Now, normally, I'd gag right about now. But the way he suggests it is so sincere, so warm, that I can't help the smile. "Don't you think that would be rather suggestive? I think people would figure out that we were...intimate."

"Fair." He frowns. "But that part doesn't bother me." He says, just as a loud bang is heard from outside. Cooper jumps out of the bed, getting dressed so fast it's like he's on three times fast mode. "Stay there. Go check on Bean." He whispers.

"She won't wake up for anything." I tell him, but at the same time, my heart pounds in my chest, as I swiftly redress. "Where are you going?" I hiss at him, as he runs for the door.

"To check it out."

"Shouldn't you call the police?"

"You go on ahead and do that while I check it out." He says, giving me a quick kiss on the mouth.

I watch him go out to his truck and grab something, tucking it into his pants. And as I observe through the Christmas lights lining my windowsill, I can see him trotting down the street, looking in all directions. I dial and tell the dispatcher what's going on. She lazily tells me that someone will come take a look shortly. When he is out of sight, I go to Bean's bedroom. She's out like a light. Not stirring, nothing. Just as I suspected. Closing the door, I leave her to sleep, and walk back to the front door, tripping over the little Santa I have that looks like he's playing peekaboo against the wall. "Dammit!" I mutter to myself.

Cooper has a flashlight in his hand, and he's walking the streets, as I wonder if this is about me or if this is just the neighborhood that I've chosen to live in. Chosen is a word I use loosely, since there really was no choice in the matter. Getting out of where I came from was the first priority. This neighborhood was the lesser of two evils, let's just say, but I'll get into that later. The past month rewinds in my head, setting my heart aflutter, and I try to think positive, like none of thishas anything to do with it.
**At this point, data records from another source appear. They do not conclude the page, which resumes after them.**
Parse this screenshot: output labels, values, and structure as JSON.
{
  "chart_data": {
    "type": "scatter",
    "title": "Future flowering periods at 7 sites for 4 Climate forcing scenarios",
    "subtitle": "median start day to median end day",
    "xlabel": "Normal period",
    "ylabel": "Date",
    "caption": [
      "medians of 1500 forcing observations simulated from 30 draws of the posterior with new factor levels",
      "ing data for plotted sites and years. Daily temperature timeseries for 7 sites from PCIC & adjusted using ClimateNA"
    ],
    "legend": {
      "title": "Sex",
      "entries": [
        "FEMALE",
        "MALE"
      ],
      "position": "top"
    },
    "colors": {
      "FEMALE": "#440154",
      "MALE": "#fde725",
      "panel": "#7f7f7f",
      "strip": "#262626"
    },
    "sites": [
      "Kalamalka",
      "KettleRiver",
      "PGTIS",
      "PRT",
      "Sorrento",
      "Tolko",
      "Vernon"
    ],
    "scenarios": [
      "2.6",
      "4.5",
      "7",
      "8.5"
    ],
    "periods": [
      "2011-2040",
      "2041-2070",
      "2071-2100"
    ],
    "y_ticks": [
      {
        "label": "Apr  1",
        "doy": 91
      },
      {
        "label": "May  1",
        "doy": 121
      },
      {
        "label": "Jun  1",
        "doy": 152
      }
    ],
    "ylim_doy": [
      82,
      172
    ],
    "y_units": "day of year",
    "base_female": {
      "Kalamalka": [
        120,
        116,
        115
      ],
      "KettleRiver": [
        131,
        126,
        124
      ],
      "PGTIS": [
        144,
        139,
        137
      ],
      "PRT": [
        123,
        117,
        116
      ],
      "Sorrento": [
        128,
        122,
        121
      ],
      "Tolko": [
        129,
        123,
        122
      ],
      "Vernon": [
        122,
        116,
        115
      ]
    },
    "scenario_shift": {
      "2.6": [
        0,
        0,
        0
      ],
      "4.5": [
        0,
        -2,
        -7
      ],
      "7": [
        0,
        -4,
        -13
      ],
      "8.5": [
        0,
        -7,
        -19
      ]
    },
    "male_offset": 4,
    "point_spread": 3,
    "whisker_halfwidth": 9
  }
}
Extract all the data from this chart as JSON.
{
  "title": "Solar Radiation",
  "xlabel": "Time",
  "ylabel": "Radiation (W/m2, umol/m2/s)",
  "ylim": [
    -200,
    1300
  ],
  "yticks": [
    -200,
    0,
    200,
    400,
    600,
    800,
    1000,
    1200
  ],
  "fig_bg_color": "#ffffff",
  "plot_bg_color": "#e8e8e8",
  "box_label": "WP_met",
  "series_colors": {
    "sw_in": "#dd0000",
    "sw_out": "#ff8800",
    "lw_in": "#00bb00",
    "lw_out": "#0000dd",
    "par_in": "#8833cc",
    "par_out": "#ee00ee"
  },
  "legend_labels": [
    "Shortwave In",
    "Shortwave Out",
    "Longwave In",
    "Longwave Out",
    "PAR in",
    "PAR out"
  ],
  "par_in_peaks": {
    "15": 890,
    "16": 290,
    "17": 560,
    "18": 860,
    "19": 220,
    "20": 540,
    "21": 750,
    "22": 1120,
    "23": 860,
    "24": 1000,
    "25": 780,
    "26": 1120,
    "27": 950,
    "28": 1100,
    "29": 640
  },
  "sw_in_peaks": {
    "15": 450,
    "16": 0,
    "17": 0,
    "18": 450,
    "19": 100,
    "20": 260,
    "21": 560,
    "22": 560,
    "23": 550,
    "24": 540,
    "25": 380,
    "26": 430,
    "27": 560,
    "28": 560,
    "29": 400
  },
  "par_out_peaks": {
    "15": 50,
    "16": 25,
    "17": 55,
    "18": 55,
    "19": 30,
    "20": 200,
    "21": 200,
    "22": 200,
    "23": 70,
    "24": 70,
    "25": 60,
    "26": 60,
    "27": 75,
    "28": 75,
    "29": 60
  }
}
But every time I hear a car backfire, I see a woman running from something, I hear about a stranger coming to town, until certain conditions are met, I'm always going to think that my past is catching up to me.

But they don't know where I am.

And I've made myself invisible.

Except for tonight.

And as Cooper returns, he says nine words that both shock me and make me feel something I haven't felt since I left home.